Ele, em começo, era um excelente amanuense, pontual, com magnífica letra
e todos os seus atributos do ofício faziam-no muito estimado dos chefes.
Casou-se bastante moço e tudo fazia crer que o seu casamento fosse
dos mais felizes. Entretanto, assim não foi.
No fim de dous ou três anos de matrimônio, Anacleto começou a desandar
furiosamente. Além de se entregar à bebida. deu-se também ao jogo.
A mulher muito naturalmente começou a censurá-lo.
A princípio, ele ouvia as observações da cara metade com resignação;
mas, em breve, enfureceu-se com elas e deu em maltratar fisicamente
a pobre rapariga.
Ela estava no seu papel, ele, porém, é que não estava no dele.
Motivos secretos e muito íntimos, talvez explicassem a sua transformação;
a mulher, porém, é que não queria entrar em indagações psicológicas e
reclamava. As respostas a estas acabaram por pancadaria grossa.

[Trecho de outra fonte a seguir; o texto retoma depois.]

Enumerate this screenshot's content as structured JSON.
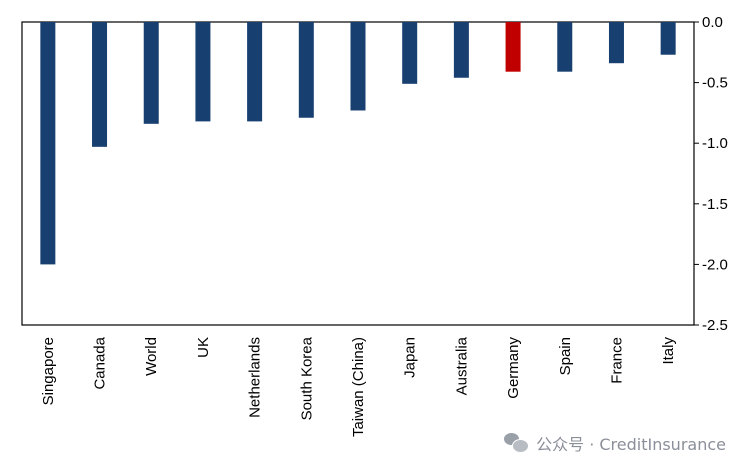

Suportou-a durante algum tempo. Um dia, porém, não esteve mais pelos
autos e abandonou o lar precário. Foi para a casa de um parente e de uma
amiga, mas, não suportando a posição inferior de agregada, deixou-se cair
na mais relaxada vagabundagem de mulher que se pode imaginar.

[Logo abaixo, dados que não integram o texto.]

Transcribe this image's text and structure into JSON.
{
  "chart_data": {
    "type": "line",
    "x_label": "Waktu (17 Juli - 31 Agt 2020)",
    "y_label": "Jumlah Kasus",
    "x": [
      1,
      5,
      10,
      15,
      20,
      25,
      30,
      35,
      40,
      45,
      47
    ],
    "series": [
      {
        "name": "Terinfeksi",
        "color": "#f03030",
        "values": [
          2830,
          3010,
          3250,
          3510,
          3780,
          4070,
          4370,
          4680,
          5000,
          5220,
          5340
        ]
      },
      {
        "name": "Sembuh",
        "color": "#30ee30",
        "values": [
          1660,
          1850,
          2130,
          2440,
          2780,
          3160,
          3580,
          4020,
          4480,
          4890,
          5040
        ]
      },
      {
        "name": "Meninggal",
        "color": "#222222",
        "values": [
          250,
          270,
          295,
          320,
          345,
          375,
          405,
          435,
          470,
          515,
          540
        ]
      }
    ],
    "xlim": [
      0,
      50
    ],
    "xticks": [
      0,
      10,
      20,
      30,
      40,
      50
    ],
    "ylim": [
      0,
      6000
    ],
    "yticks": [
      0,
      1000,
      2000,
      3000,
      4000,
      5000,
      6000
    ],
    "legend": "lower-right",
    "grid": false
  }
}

Era uma verdadeira "catraia" que perambulava suja e rota pelas praças
mais reles deste Rio de Janeiro. Quando se falava a Anacleto sobre a sorte
da mulher, ele se enfurecia doidamente :
— Deixe essa vagabunda morrer por aí! Qual minha mulher, qual nada!

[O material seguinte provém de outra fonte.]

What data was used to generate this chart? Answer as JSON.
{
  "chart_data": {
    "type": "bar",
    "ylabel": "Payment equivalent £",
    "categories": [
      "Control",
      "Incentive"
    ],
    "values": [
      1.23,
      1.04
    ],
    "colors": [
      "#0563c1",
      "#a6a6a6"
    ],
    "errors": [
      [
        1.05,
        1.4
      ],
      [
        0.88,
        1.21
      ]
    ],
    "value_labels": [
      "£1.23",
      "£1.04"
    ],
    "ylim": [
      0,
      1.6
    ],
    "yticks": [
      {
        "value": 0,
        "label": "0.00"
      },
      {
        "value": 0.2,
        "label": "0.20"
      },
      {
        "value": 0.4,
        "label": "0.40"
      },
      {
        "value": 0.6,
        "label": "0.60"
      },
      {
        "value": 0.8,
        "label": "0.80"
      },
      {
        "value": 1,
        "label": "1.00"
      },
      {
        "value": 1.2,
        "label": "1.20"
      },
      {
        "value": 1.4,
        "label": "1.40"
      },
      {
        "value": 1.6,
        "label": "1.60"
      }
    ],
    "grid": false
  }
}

E dizia cousas piores e injuriosas que não se podem pôr aqui.
Veio a mulher a morrer, na praça pública; e eu que suspeitei, pelas
notíciasdos jornais, fosse ela, apressei-me em recomendar a
Anacleto que fosse reconhecer o cadáver. Ele gritou comigo:
— Seja ou não seja!
Que morra ou viva, para mim vale pouco! Não insisti, mas
tudo me dizia que era a mulher do Anacleto que estava como
um cadáver desconhecido no necrotério.
Passam-se anos, o meu amigo Anacleto perde o emprego,
devido à desordem de sua vida. Ao fim de algum tempo, graças à
interferência de velhas amizades, arranja um outro, num Estado do Norte.
Ao fim de um ano ou dous, recebo uma carta dele, pedindo-me arranjar
na polícia certidão de que sua mulher havia morrido na via pública e fora
enterrada pelas autoridades públicas, visto ter ele casamento contratado
com uma viúva que tinha " alguma cousa", e precisar também provar
o seu estado de viuvez.
Dei todos os passos para tal, mas era completamente impossível.
Ele não quisera reconhecer o cadáver de sua desgraçada mulher
e para todos os efeitos continuava a ser casado.
E foi assim que a esposa do Anacleto vingou-se postumamente.
Não se casou rico, como não se casará nunca mais.